同センターでは、300件の家庭を調査。その結果、中国の家庭ではキッチンに冷蔵庫を設置している家庭が56%、リビングやダイニングに設置している家庭が37%に達することが分かった。調査を進めていくと、その背景に、キッチンに冷蔵庫を置けるスペースがないこと、さらに来客に冷蔵庫を見せたいという中国人ならではの意識があることが明らかになった。
「中華料理は油を多く使用する。油汚れの掃除を効率化できるためにキッチンを小さく作るという傾向がある。そのため、キッチンに冷蔵庫を置くスペースが確保できない」(三善所長)
だが、スペースが完全にないわけではない。パナソニックがそれまで投入していた冷蔵庫では最小幅で60cm。これでは調査した家庭の3割に置けなかったが、55cmにすれば、調査したすべての家庭に冷蔵庫が置けることがわかった。そこで、230リットルながら、55cm幅のスリム冷蔵庫を開発。昨年8月に発売したところ、210~230リットルの冷蔵庫の販売実績はなんと10倍に拡大したのだ。
一方、こんな事例もある。
同センターが、調査した結果によると、中国人の多くは、洗濯機を所有しているにも関わらず、手洗いをしているケースが多いことがわかった。これも約300件の調査から導きだしたもので、とくに、「下着」に関しては、86.2%の中国人が、手洗いをしているというのだ。
ヒアリング調査の結果から明らかになったのは、中国人の多くが、「公共の場所は汚れている可能性が高い」という意識を持っていることだった。中国国内で、鳥インフルエンザや肝炎菌、手足口病などへの関心が高まるなか、外から戻ってきたときの外着は汚れているという感覚があり、汚れている外着と、直接肌に触れる下着を一緒に洗うと、菌が移る恐れがあるために、別々に洗いたいという意識が働くのだという。結果として、それが、下着は手洗いという洗濯方法につながっているのだ。
そこでパナソニックは、洗濯しながら衣類を確実に除菌できるデバイスの開発をスタート。ホームアプライアンス社と、上海交通大学が共同で「光Ag除菌技術」を開発。ななめドラム式洗濯機にこれを搭載して発売した。
結果は、2007年9月には、ドラム式洗濯乾燥機で、わずか3%だったパナソニックのシェアが、2008年3月には18%に拡大。光Ag除菌技術を採用したものが出荷数の65%を占めたという。同社製品の平均単価も、2007年9月の5990元から、2008年3月には6170元に上昇している。

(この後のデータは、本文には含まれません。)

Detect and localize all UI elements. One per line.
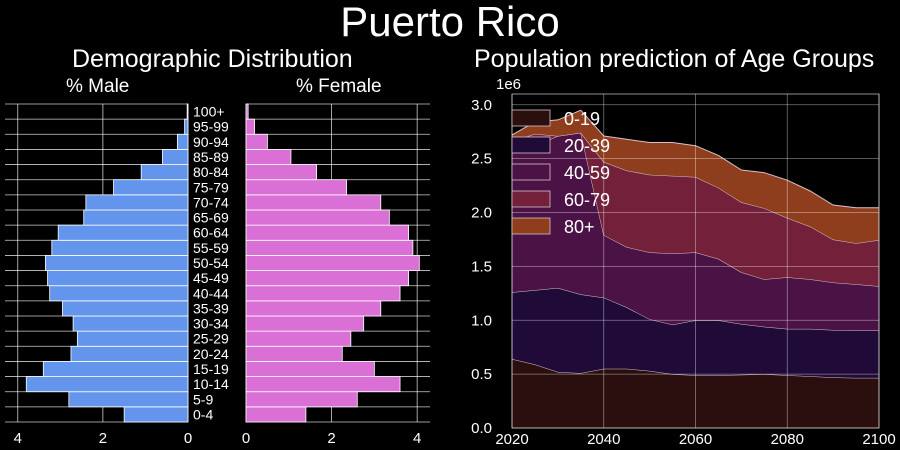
legend-swatch-0-19 — [511, 109, 551, 127]
female-bar-85-89 — [245, 149, 292, 165]
age-group-label: 30-34 — [193, 316, 229, 332]
area-band-20-39 — [512, 287, 879, 378]
area-y-tick-label: 1.0 — [471, 312, 492, 329]
area-band-40-59 — [512, 132, 879, 331]
female-x-tick-label: 0 — [242, 430, 250, 447]
legend-label-20-39: 20-39 — [564, 136, 610, 156]
age-group-label: 75-79 — [193, 179, 229, 195]
age-group-label: 100+ — [193, 104, 225, 120]
area-layers — [511, 109, 880, 428]
area-plot-frame — [511, 93, 880, 429]
age-group-label: 25-29 — [193, 331, 229, 347]
area-band-60-79 — [512, 132, 879, 287]
age-group-label: 65-69 — [193, 210, 229, 226]
area-y-tick-label: 2.5 — [471, 151, 492, 168]
area-y-tick-label: 0.0 — [471, 420, 492, 437]
age-group-label: 95-99 — [193, 119, 229, 135]
area-legend: 0-19 20-39 40-59 60-79 80+ — [511, 109, 610, 237]
age-group-label: 85-89 — [193, 149, 229, 165]
age-group-label: 0-4 — [193, 406, 213, 422]
age-group-labels: 0-45-910-1415-1920-2425-2930-3435-3940-4… — [193, 104, 229, 423]
age-group-label: 40-44 — [193, 285, 229, 301]
male-x-tick-label: 2 — [99, 430, 107, 447]
female-x-tick-label: 4 — [413, 430, 421, 447]
legend-swatch-80+ — [511, 217, 551, 235]
age-group-label: 60-64 — [193, 225, 229, 241]
legend-label-60-79: 60-79 — [564, 190, 610, 210]
legend-label-0-19: 0-19 — [564, 109, 600, 129]
legend-swatch-20-39 — [511, 136, 551, 154]
male-bar-90-94 — [176, 133, 189, 150]
male-x-tick-label: 4 — [14, 430, 22, 447]
pyramid-tick-labels: 4 2 0 0 2 4 — [14, 430, 422, 447]
male-bar-95-99 — [184, 118, 189, 135]
age-group-label: 20-24 — [193, 346, 229, 362]
female-bar-90-94 — [245, 133, 268, 150]
area-y-tick-label: 2.0 — [471, 205, 492, 222]
male-x-tick-label: 0 — [184, 430, 192, 447]
age-group-label: 35-39 — [193, 300, 229, 316]
area-chart-title: Population prediction of Age Groups — [474, 45, 875, 73]
area-x-tick-label: 2100 — [862, 431, 895, 448]
area-band-80+ — [512, 110, 879, 244]
area-x-tick-label: 2040 — [587, 431, 620, 448]
legend-label-40-59: 40-59 — [564, 163, 610, 183]
area-x-tick-label: 2060 — [679, 431, 712, 448]
area-y-offset-label: 1e6 — [496, 76, 521, 93]
age-group-label: 80-84 — [193, 164, 229, 180]
pyramid-title: Demographic Distribution — [72, 45, 353, 73]
area-tick-labels: 2020 2040 2060 2080 2100 0.0 0.5 1.0 1.5 2.0 2.5 3.… — [471, 76, 896, 448]
age-group-label: 70-74 — [193, 194, 229, 210]
area-band-0-19 — [512, 359, 879, 428]
area-boundary-80+ — [511, 109, 879, 209]
age-group-label: 5-9 — [193, 391, 213, 407]
age-group-label: 15-19 — [193, 361, 229, 377]
female-axis-title: % Female — [296, 76, 382, 97]
figure-title: Puerto Rico — [340, 0, 560, 45]
female-x-tick-label: 2 — [327, 430, 335, 447]
male-bar-85-89 — [162, 149, 189, 165]
area-y-tick-label: 1.5 — [471, 258, 492, 275]
area-y-tick-label: 3.0 — [471, 97, 492, 114]
male-bars — [25, 103, 189, 423]
age-group-label: 10-14 — [193, 376, 229, 392]
female-bar-100+ — [245, 103, 249, 120]
area-x-tick-label: 2020 — [495, 431, 528, 448]
area-y-tick-label: 0.5 — [471, 366, 492, 383]
age-group-label: 55-59 — [193, 240, 229, 256]
female-bars — [245, 103, 420, 423]
area-x-tick-label: 2080 — [771, 431, 804, 448]
male-axis-title: % Male — [66, 76, 130, 97]
age-group-label: 45-49 — [193, 270, 229, 286]
age-group-label: 90-94 — [193, 134, 229, 150]
male-bar-100+ — [186, 103, 189, 120]
legend-label-80+: 80+ — [564, 217, 595, 237]
legend-swatch-40-59 — [511, 163, 551, 181]
age-group-label: 50-54 — [193, 255, 229, 271]
female-bar-95-99 — [245, 118, 255, 135]
legend-swatch-60-79 — [511, 190, 551, 208]
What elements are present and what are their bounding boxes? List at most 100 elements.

このように、中国での調査結果をもとに開発したヒット商品が、中国ではいくつも創出されているのだ。
「2009年4月以降には、欧州にも生活研究センターを開設する。中国同様に、欧州の生活に合致した商品の開発に取り組む」と大月常務取締役は語る。
中国での戦略的拠点の成果は、今後、本腰を入れる欧州市場においても、威力を発揮することになろう。